Nach dem Überfall auf den Schweizer Frachter «Glarus» vor der Küste Nigerias steht die Reederei Massoel Shipping jetzt im Kontakt mit den Entführern von den zwölf verschleppten Besatzungsmitgliedern.

Die Mitarbeiter seien alle zusammen und wohlauf, liess Massoel aus Genf am Dienstag über eine Agentur in London mitteilen.

Über das weitere Vorgehen werde nichts gesagt, um die Sicherheit der Männer nicht zu gefährden, teilte MTI Network am Dienstag mit.

«Piraten waren je mit einer Kalaschnikow bewaffnet»

Samstag, 22. September 2018: Es ist 6 Uhr, als die Piraten in einem Schnellboot auf die MV Glarus zurasen. Das Schweizer Frachtschiff liegt in der Bucht von Biafra, noch rund 130 Kilometer vor der nigerianischen Küste im Osten des Landes entfernt. Ziel der 19-köpfigen Crew ist der Überseehafen in Port Harcourt.

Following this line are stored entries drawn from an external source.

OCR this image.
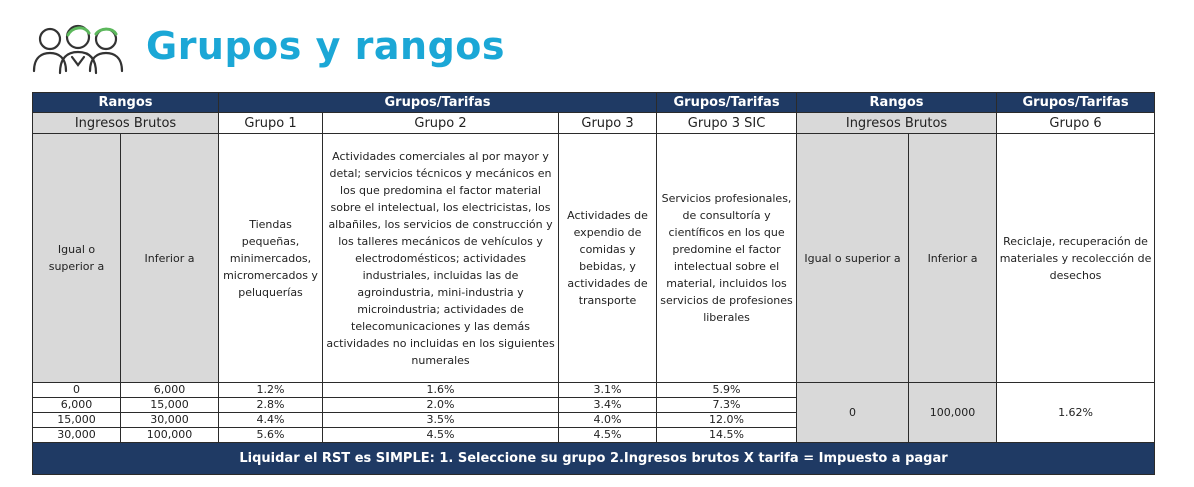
Grupos y rangos
Rangos		Grupos/Tarifas			Grupos/Tarifas	Rangos		Grupos/Tarifas
Ingresos Brutos		Grupo 1	Grupo 2	Grupo 3	Grupo 3 SIC	Ingresos Brutos		Grupo 6
Igual o superior a	Inferior a	Tiendas pequeñas, minimercados, micromercados y peluquerías	Actividades comerciales al por mayor y detal; servicios técnicos y mecánicos en los que predomina el factor material sobre el intelectual, los electricistas, los albañiles, los servicios de construcción y los talleres mecánicos de vehículos y electrodomésticos; actividades industriales, incluidas las de agroindustria, mini-industria y microindustria; actividades de telecomunicaciones y las demás actividades no incluidas en los siguientes numerales	Actividades de expendio de comidas y bebidas, y actividades de transporte	Servicios profesionales, de consultoría y científicos en los que predomine el factor intelectual sobre el material, incluidos los servicios de profesiones liberales	Igual o superior a	Inferior a	Reciclaje, recuperación de materiales y recolección de desechos
0	6,000	1.2%	1.6%	3.1%	5.9%	0	100,000	1.62%
6,000	15,000	2.8%	2.0%	3.4%	7.3%			
15,000	30,000	4.4%	3.5%	4.0%	12.0%			
30,000	100,000	5.6%	4.5%	4.5%	14.5%			
Liquidar el RST es SIMPLE: 1. Seleccione su grupo 2.Ingresos brutos X tarifa = Impuesto a pagar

Der nigerianische Marine-Sicherheitsberater Barrister Patrick Onukwugha aus Bonny Island berichtet, was an diesem frühen Samstagmorgen weiter passiert: «Die Piraten kamen zu siebt, jeder mit einer Kalaschnikow bewaffnet, ihr Boot war mit doppelten 200-PS-Aussenbordmotoren ausgerüstet», sagt er zu 20 Minuten.

Ingenieur ins Bein geschossen

Dann entern die Banditen den Frachter, stürmen die Kommandobrücke und die Kabinen der Crew, erbeuten Laptops, Geld und andere Wertsachen (lesen Sie hier von den Erfahrungen eines Schweizers im Kampf gegen die Piraterie).

Bei der Attacke schiessen die Piraten einem Besatzungsmitglied, dem dritten Ingenieur, ins Bein. Während die Banditen den Ukrainer an Bord lassen, verschleppen sie den slowenischen Kapitän und elf weitere Crewmitglieder an einen unbekannten Ort.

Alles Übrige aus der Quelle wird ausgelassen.